A recent threat by two men to burn down the house of a Somali woman if she and her family didn't leave Little Falls, Minn., is being investigated as a hate crime, authorities said this week.

Little Falls Police Chief Greg Schirmers said the Aug. 7 confrontation is the first hate crime that he knows of directed at a local Muslim resident.

The threat has since been condemned by the mayor and others in Little Falls, a predominantly white city of 8,200 people about 100 miles north of the Twin Cities.

"This community absolutely doesn't condone threats of violence against anybody," Mayor Greg Zylka said. "Hopefully we can solve this and prosecute to the fullest extent of the law."

The threat is the latest in a string of anti-Muslim incidents in central Minnesota in the past year, particularly around St. Cloud, where long-established communities of mostly German Catholic residents have been joined in recent years by Muslim newcomers.

In February, a billboard a few miles west of St. Cloud that questioned the wisdom of supporting immigration was taken down after complaints. Not long after, a license plate that directed a profanity at Muslims was revoked by state authorities who said it never should have been issued. In the months since, a series of public speakers — some local — have drawn audiences to talks that decry immigration and the Muslim faith.

In the Little Falls case, Anab Ali, who moved to town earlier this year with her children and is one of its few Somali residents, was confronted by two men at her home after she heard a knock on her door, according to police. After she stepped outside, the older of the two men called her a terrorist and said Muslims aren't allowed to live in Little Falls.

When Ali replied that she wasn't moving, the man said he would set fire to the house she rents, the report said. The other man then told her to leave the city, she told police.

Both men were white, according to police. One was of medium build, about 30 years old with shoulder length blond hair and a goatee. The other was about 65 with white hair, a tattoo on the right side of his neck and tattoos on both arms. He was shorter — about 5 feet, 7 inches — with a stronger build.

Authorities have yet to identify the men, Schirmers said, adding that the case remains under investigation. The department reported the confrontation to the state Bureau of Criminal Apprehension this week as a hate crime after a reporter called to ask about it.

Ali, meanwhile, declined to be interviewed about what happened.

Haji Yussuf, community director for UniteCloud, a St. Cloud-area group that works to foster good relations between Muslims and non-Muslims, said Ali told him she did not want to talk because she didn't want to portray Little Falls as a bad place.

"She's scared, but she's also saying a lot more people came to her and showed a lot of support, and she doesn't want to mess that goodwill up," he said.

UniteCloud was formed in St. Cloud as tensions surfaced over the arrival of Somali Muslims looking for work and affordable housing. The group's mission has grown to include hosting events that bring Christians and Muslims together over a common purpose, such as packaging food for the local food shelf.

Speaking to the threat against Ali, Yussuf said he hasn't seen similar threats made against Somali Muslims in the St. Cloud area recently.

"Things are getting better. Of course they always have one or two or three guys who want to think otherwise or do things otherwise because of the political election that is going on right now," he said, referring to the presidential campaign.

Earlier tensions

Ali's family has been in the spotlight almost since moving to Little Falls last spring.

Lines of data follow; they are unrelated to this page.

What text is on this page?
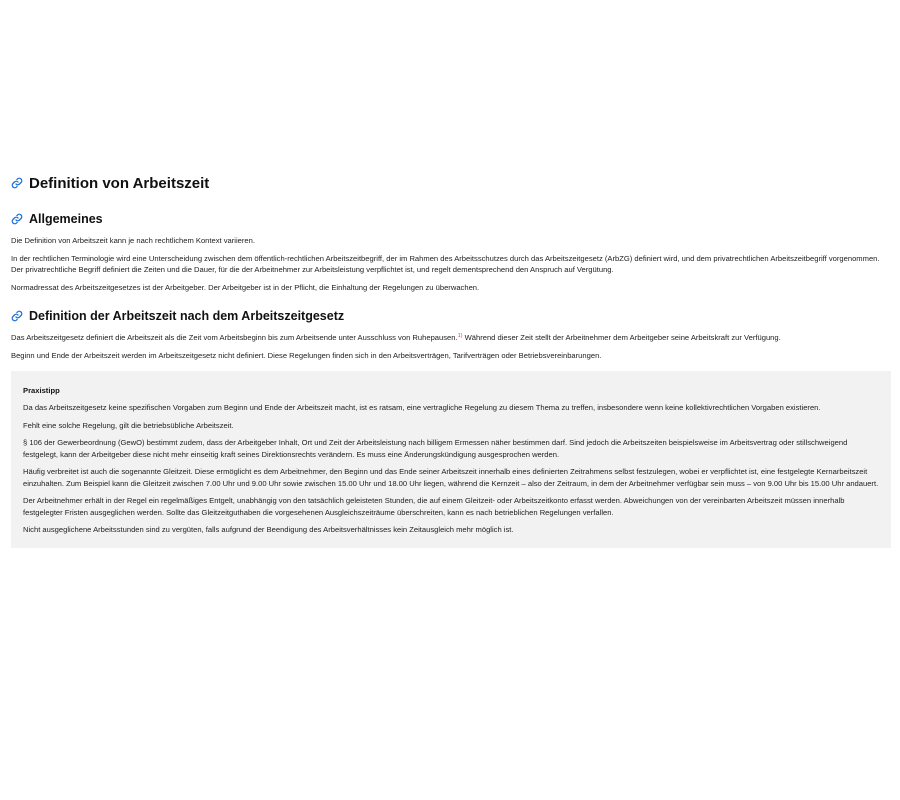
Definition von Arbeitszeit
Allgemeines

Die Definition von Arbeitszeit kann je nach rechtlichem Kontext variieren.

In der rechtlichen Terminologie wird eine Unterscheidung zwischen dem öffentlich-rechtlichen Arbeitszeitbegriff, der im Rahmen des Arbeitsschutzes durch das Arbeitszeitgesetz (ArbZG) definiert wird, und dem privatrechtlichen Arbeitszeitbegriff vorgenommen. Der privatrechtliche Begriff definiert die Zeiten und die Dauer, für die der Arbeitnehmer zur Arbeitsleistung verpflichtet ist, und regelt dementsprechend den Anspruch auf Vergütung.

Normadressat des Arbeitszeitgesetzes ist der Arbeitgeber. Der Arbeitgeber ist in der Pflicht, die Einhaltung der Regelungen zu überwachen.

Definition der Arbeitszeit nach dem Arbeitszeitgesetz

Das Arbeitszeitgesetz definiert die Arbeitszeit als die Zeit vom Arbeitsbeginn bis zum Arbeitsende unter Ausschluss von Ruhepausen.$^{1)}$ Während dieser Zeit stellt der Arbeitnehmer dem Arbeitgeber seine Arbeitskraft zur Verfügung.

Beginn und Ende der Arbeitszeit werden im Arbeitszeitgesetz nicht definiert. Diese Regelungen finden sich in den Arbeitsverträgen, Tarifverträgen oder Betriebsvereinbarungen.

Praxistipp

Da das Arbeitszeitgesetz keine spezifischen Vorgaben zum Beginn und Ende der Arbeitszeit macht, ist es ratsam, eine vertragliche Regelung zu diesem Thema zu treffen, insbesondere wenn keine kollektivrechtlichen Vorgaben existieren.

Fehlt eine solche Regelung, gilt die betriebsübliche Arbeitszeit.

§ 106 der Gewerbeordnung (GewO) bestimmt zudem, dass der Arbeitgeber Inhalt, Ort und Zeit der Arbeitsleistung nach billigem Ermessen näher bestimmen darf. Sind jedoch die Arbeitszeiten beispielsweise im Arbeitsvertrag oder stillschweigend festgelegt, kann der Arbeitgeber diese nicht mehr einseitig kraft seines Direktionsrechts verändern. Es muss eine Änderungskündigung ausgesprochen werden.

Häufig verbreitet ist auch die sogenannte Gleitzeit. Diese ermöglicht es dem Arbeitnehmer, den Beginn und das Ende seiner Arbeitszeit innerhalb eines definierten Zeitrahmens selbst festzulegen, wobei er verpflichtet ist, eine festgelegte Kernarbeitszeit einzuhalten. Zum Beispiel kann die Gleitzeit zwischen 7.00 Uhr und 9.00 Uhr sowie zwischen 15.00 Uhr und 18.00 Uhr liegen, während die Kernzeit – also der Zeitraum, in dem der Arbeitnehmer verfügbar sein muss – von 9.00 Uhr bis 15.00 Uhr andauert.

Der Arbeitnehmer erhält in der Regel ein regelmäßiges Entgelt, unabhängig von den tatsächlich geleisteten Stunden, die auf einem Gleitzeit- oder Arbeitszeitkonto erfasst werden. Abweichungen von der vereinbarten Arbeitszeit müssen innerhalb festgelegter Fristen ausgeglichen werden. Sollte das Gleitzeitguthaben die vorgesehenen Ausgleichszeiträume überschreiten, kann es nach betrieblichen Regelungen verfallen.

Nicht ausgeglichene Arbeitsstunden sind zu vergüten, falls aufgrund der Beendigung des Arbeitsverhältnisses kein Zeitausgleich mehr möglich ist.
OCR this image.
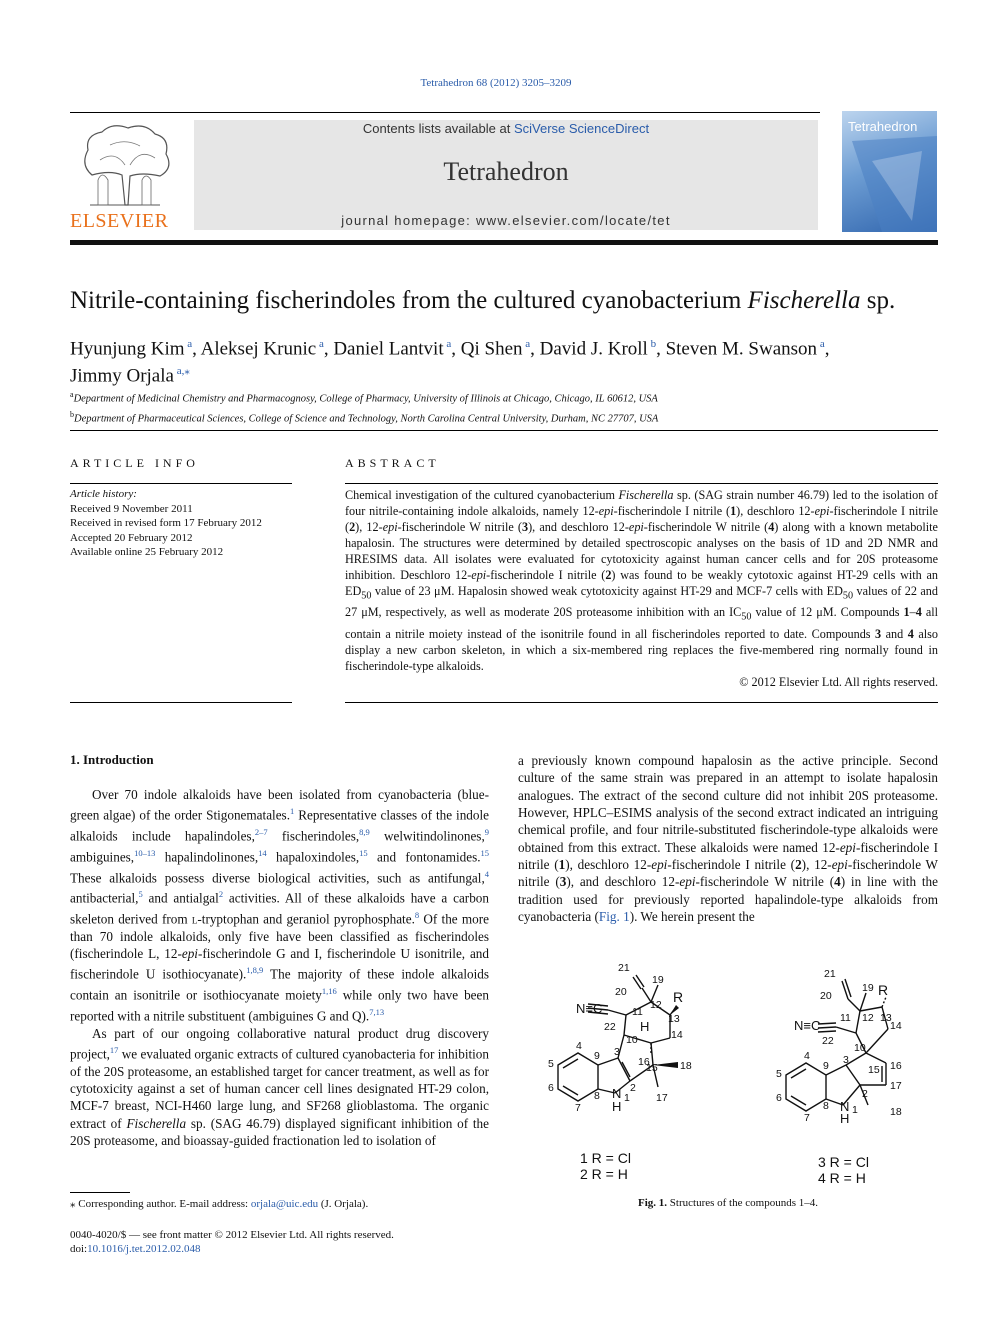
Tetrahedron 68 (2012) 3205–3209
ELSEVIER
Contents lists available at SciVerse ScienceDirect
Tetrahedron
journal homepage: www.elsevier.com/locate/tet
Tetrahedron
Nitrile-containing fischerindoles from the cultured cyanobacterium Fischerella sp.
Hyunjung Kim $^a$, Aleksej Krunic $^a$, Daniel Lantvit $^a$, Qi Shen $^a$, David J. Kroll $^b$, Steven M. Swanson $^a$,
Jimmy Orjala $^{a,⁎}$
$^a$Department of Medicinal Chemistry and Pharmacognosy, College of Pharmacy, University of Illinois at Chicago, Chicago, IL 60612, USA
$^b$Department of Pharmaceutical Sciences, College of Science and Technology, North Carolina Central University, Durham, NC 27707, USA
ARTICLE INFO
Article history:
Received 9 November 2011
Received in revised form 17 February 2012
Accepted 20 February 2012
Available online 25 February 2012
ABSTRACT
Chemical investigation of the cultured cyanobacterium Fischerella sp. (SAG strain number 46.79) led to the isolation of four nitrile-containing indole alkaloids, namely 12-epi-fischerindole I nitrile (1), deschloro 12-epi-fischerindole I nitrile (2), 12-epi-fischerindole W nitrile (3), and deschloro 12-epi-fischerindole W nitrile (4) along with a known metabolite hapalosin. The structures were determined by detailed spectroscopic analyses on the basis of 1D and 2D NMR and HRESIMS data. All isolates were evaluated for cytotoxicity against human cancer cells and for 20S proteasome inhibition. Deschloro 12-epi-fischerindole I nitrile (2) was found to be weakly cytotoxic against HT-29 cells with an $ED_{50}$ value of 23 μM. Hapalosin showed weak cytotoxicity against HT-29 and MCF-7 cells with $ED_{50}$ values of 22 and 27 μM, respectively, as well as moderate 20S proteasome inhibition with an $IC_{50}$ value of 12 μM. Compounds 1–4 all contain a nitrile moiety instead of the isonitrile found in all fischerindoles reported to date. Compounds 3 and 4 also display a new carbon skeleton, in which a six-membered ring replaces the five-membered ring normally found in fischerindole-type alkaloids.
© 2012 Elsevier Ltd. All rights reserved.
1. Introduction

Over 70 indole alkaloids have been isolated from cyanobacteria (blue-green algae) of the order Stigonematales.$^1$ Representative classes of the indole alkaloids include hapalindoles,$^{2-7}$ fischerindoles,$^{8,9}$ welwitindolinones,$^9$ ambiguines,$^{10-13}$ hapalindolinones,$^{14}$ hapaloxindoles,$^{15}$ and fontonamides.$^{15}$ These alkaloids possess diverse biological activities, such as antifungal,$^4$ antibacterial,$^5$ and antialgal$^2$ activities. All of these alkaloids have a carbon skeleton derived from l-tryptophan and geraniol pyrophosphate.$^8$ Of the more than 70 indole alkaloids, only five have been classified as fischerindoles (fischerindole L, 12-epi-fischerindole G and I, fischerindole U isonitrile, and fischerindole U isothiocyanate).$^{1,8,9}$ The majority of these indole alkaloids contain an isonitrile or isothiocyanate moiety$^{1,16}$ while only two have been reported with a nitrile substituent (ambiguines G and Q).$^{7,13}$

As part of our ongoing collaborative natural product drug discovery project,$^{17}$ we evaluated organic extracts of cultured cyanobacteria for inhibition of the 20S proteasome, an established target for cancer treatment, as well as for cytotoxicity against a set of human cancer cell lines designated HT-29 colon, MCF-7 breast, NCI-H460 large lung, and SF268 glioblastoma. The organic extract of Fischerella sp. (SAG 46.79) displayed significant inhibition of the 20S proteasome, and bioassay-guided fractionation led to isolation of

a previously known compound hapalosin as the active principle. Second culture of the same strain was prepared in an attempt to isolate hapalosin analogues. The extract of the second culture did not inhibit 20S proteasome. However, HPLC–ESIMS analysis of the second extract indicated an intriguing chemical profile, and four nitrile-substituted fischerindole-type alkaloids were obtained from this extract. These alkaloids were named 12-epi-fischerindole I nitrile (1), deschloro 12-epi-fischerindole I nitrile (2), 12-epi-fischerindole W nitrile (3), and deschloro 12-epi-fischerindole W nitrile (4) in line with the tradition used for previously reported hapalindole-type alkaloids from cyanobacteria (Fig. 1). We herein present the

21
19
20
12 R
11
N≡C
22
13
H
10	14
4
9 3
15
16
5	18
6
8
2
17
7
N
H
1
1 R = Cl
2 R = H
21
19
20	R
12 13
11
14
N≡C
22
10
4
9 3
15 16
5
17
6
8
2
7
N
H
1	18
3 R = Cl
4 R = H
Fig. 1. Structures of the compounds 1–4.
⁎ Corresponding author. E-mail address: orjala@uic.edu (J. Orjala).
0040-4020/$ — see front matter © 2012 Elsevier Ltd. All rights reserved.
doi:10.1016/j.tet.2012.02.048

After Ali enrolled some of her children in the local schools, rumors began circulating that the school district would make sweeping changes to accommodate Muslim students.

Sensing tension, Morrison County Record editor Tom West wrote a column urging residents to give the family a chance to make a better life for themselves.

At the same time, Little Falls Schools Superintendent Steve Jones, addressed the issue on a local radio program, which invited listeners to call with questions. Jones said this week that the questions were mostly about accommodations that might be made for the Somali students, and some of them were based on information that was "not truthful at all." He stressed that the school district and the students have welcomed the newcomers.

"Our kids are fantastic," he said. "We've had nothing but success with our students."

Zylka said some of the local anxiety is driven by the national conversation surrounding immigration and projections that show large numbers of immigrants moving into rural Minnesota communities such as Little Falls. He also pointed to the public speakers who have appeared across the state in recent months and touched on broad anti-Muslim themes.

In May, the Central Minnesota Tea Party Patriots invited Usama Dakdok to Little Falls to speak. Dakdok, who claims to have translated a copy of the Qur'an and who travels the country denouncing Islam as a violent cult, gave a speech titled "Revealing the Truth about ISIS." His speeches elsewhere in Minnesota have been met by protest, and a speech he gave in Grand Forks last fall was followed weeks later by the firebombing of a Somali restaurant in the same city.

Still, what happened to Ali has even surprised some who have warned of unchecked immigration.

Ron Branstner, a St. Cloud man who has given talks warning of the rise of sharia law, said after learning of the threat against Ali that people have the right to live and work wherever they choose.

"It's more than unacceptable," he said of the threat. "It's distasteful in every aspect that I can think of. You just don't do that."